MILLER: The characters in Four Lions are hapless and dumb. Why did you portray them that way?

MORRIS: Well, they’re leaders and followers. But that’s what happens. I mean, if you look at something like Jackass, Johnny Knoxville is not dense but some of the others you wonder about. It’s actually not that far off of a comparison.

MILLER: Are you more interested in humor or satire?

MORRIS: I don’t really aim to do anything. You stumble into things. I wasn’t planning on doing a comedy about jihadis but I kept finding proof that were funny in real life.
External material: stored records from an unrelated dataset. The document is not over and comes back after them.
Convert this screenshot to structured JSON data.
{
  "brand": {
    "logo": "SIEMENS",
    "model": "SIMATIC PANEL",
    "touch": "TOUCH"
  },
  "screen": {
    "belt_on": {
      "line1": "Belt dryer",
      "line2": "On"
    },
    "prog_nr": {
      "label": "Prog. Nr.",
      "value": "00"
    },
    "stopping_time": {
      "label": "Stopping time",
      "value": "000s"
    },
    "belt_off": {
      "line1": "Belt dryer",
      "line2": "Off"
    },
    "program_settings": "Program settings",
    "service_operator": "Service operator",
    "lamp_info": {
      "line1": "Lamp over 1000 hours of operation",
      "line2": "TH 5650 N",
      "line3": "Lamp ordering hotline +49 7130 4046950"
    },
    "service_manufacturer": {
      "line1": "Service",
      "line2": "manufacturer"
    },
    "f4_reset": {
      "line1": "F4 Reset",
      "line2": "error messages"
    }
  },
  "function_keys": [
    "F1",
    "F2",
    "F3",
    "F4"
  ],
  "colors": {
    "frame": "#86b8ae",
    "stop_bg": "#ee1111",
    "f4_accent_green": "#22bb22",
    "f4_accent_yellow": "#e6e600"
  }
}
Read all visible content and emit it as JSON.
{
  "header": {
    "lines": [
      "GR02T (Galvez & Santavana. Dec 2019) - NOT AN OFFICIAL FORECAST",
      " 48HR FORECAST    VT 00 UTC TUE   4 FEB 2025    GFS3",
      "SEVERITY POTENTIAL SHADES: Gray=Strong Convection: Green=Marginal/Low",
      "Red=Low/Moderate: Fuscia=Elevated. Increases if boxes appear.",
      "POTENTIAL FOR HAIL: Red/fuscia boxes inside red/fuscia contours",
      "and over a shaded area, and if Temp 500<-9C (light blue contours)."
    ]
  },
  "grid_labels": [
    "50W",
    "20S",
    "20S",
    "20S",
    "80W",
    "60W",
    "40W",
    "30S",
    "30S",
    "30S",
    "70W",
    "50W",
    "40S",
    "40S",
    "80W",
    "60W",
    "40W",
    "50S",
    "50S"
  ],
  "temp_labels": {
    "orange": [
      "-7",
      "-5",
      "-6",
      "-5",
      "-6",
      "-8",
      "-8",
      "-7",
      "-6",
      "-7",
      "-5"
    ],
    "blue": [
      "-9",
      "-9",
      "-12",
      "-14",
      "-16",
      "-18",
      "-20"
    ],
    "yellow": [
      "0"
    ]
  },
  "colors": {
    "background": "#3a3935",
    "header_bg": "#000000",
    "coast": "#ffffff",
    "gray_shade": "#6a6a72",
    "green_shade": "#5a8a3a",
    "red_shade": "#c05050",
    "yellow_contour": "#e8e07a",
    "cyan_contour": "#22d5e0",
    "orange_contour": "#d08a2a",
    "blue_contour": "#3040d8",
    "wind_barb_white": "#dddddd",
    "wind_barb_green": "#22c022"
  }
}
But there’s no master plan… You find that you’re reacting to things and often times the clearest reaction is a joke.

MILLER: What’s weird about making a comedy about this topic is that these characters become almost sympathetic.

MORRIS: Well, there are people who become involved in this [movement] almost as an act of misguided charity. [Four Lions lead character] Omar, if he was wearing a different uniform, you would feel quite differently about him. That doesn’t mean he’s right in either instance. Early in the research for the film, I was talking to a CIA analyst and he made the point that these people aren’t mad. They’ve arrived by a series of thoughts into a particular position.

MILLER: Has the reaction to the film been different in the US from the UK?

MORRIS: Well, one guy in Texas wanted to organize an outdoor screening with a training camp theme—everyone would turn up with a big bushy beard and they’d make a cardboard model of the World Trade Center for people to fly model planes into.